The Immigration Minister Peter Dutton would have the discretion to revoke Australian citizenship from dual nationals suspected of terrorism, even if they had been not been convicted of any offense, Abbott said. The decision would be subject to judicial appeal.
“There should be no difference in how we treat Australians who join a hostile army and those engaged in terrorism - both are betraying our country and don't deserve to be citizens of Australia,” Abbott said in a statement.
The amendment would bring Australian citizenship laws closer to those the United States, Canada, France and Britain, he said. No one was to be left stateless by losing their Australian citizenship.
Foreign Minister Julie Bishop told Parliament that a 26-year-old Australian woman whom newspapers reported on Tuesday had abandoned her two children, aged 5 and 7, in Sydney this month to go to Syria and join the Islamic State movement was not an isolated case.
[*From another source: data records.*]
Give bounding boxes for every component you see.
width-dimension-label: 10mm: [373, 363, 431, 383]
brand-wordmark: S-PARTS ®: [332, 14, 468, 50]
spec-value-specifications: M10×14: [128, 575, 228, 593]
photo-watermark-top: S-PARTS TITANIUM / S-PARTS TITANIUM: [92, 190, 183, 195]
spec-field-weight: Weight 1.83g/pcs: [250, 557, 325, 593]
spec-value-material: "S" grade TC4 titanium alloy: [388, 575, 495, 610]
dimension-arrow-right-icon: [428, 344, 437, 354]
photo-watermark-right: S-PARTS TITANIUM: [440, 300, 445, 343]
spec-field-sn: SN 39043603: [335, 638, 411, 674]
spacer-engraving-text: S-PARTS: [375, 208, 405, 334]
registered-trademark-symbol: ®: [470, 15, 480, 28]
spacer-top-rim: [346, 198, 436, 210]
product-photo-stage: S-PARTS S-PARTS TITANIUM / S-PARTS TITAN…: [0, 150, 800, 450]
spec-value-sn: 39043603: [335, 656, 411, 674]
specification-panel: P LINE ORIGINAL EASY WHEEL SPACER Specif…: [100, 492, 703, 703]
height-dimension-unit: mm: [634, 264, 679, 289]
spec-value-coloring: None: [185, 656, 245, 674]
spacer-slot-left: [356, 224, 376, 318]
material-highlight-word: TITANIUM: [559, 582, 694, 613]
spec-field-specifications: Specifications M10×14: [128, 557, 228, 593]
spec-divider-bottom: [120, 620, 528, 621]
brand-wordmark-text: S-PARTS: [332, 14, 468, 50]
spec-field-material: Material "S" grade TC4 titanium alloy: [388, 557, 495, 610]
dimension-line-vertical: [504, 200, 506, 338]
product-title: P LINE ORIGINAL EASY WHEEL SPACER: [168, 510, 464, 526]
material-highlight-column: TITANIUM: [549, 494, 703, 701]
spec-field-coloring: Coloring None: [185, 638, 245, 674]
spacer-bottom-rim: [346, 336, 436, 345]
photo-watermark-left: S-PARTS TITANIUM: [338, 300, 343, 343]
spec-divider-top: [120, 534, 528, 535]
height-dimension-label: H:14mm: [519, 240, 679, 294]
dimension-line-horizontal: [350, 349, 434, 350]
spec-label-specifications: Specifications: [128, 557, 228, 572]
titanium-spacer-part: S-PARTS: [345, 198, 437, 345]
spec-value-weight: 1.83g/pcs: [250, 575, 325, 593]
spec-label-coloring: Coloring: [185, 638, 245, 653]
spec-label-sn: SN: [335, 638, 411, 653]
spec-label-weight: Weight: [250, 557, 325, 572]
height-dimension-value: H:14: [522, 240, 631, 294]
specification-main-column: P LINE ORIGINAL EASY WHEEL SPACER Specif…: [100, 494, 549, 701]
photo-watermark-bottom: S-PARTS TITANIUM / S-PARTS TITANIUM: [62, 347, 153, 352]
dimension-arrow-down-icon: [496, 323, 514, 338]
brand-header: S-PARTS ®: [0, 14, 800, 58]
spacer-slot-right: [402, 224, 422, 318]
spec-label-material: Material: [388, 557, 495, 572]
There are an estimated 30 to 40 Australian women engaged with or supporting terrorists in the two countries, she said.
“I'm deeply pessimistic about the fate of this apparently troubled young woman, but I'm thankful she left her children in the safety of Australia and didn't put them in mortal danger as others have done,” Bishop told Parliament.
“It's simply incomprehensible that while streams of innocent young women and girls are desperately trying to get away from Daesh, young Australian women and girls are seeking to join them,” she added, referring to the Islamic State movement.
The government plans to spend 40 million Australian dollars ($31 million) on new intervention programs and community initiatives to prevent young Australians from leaving the country to join terror groups, she said.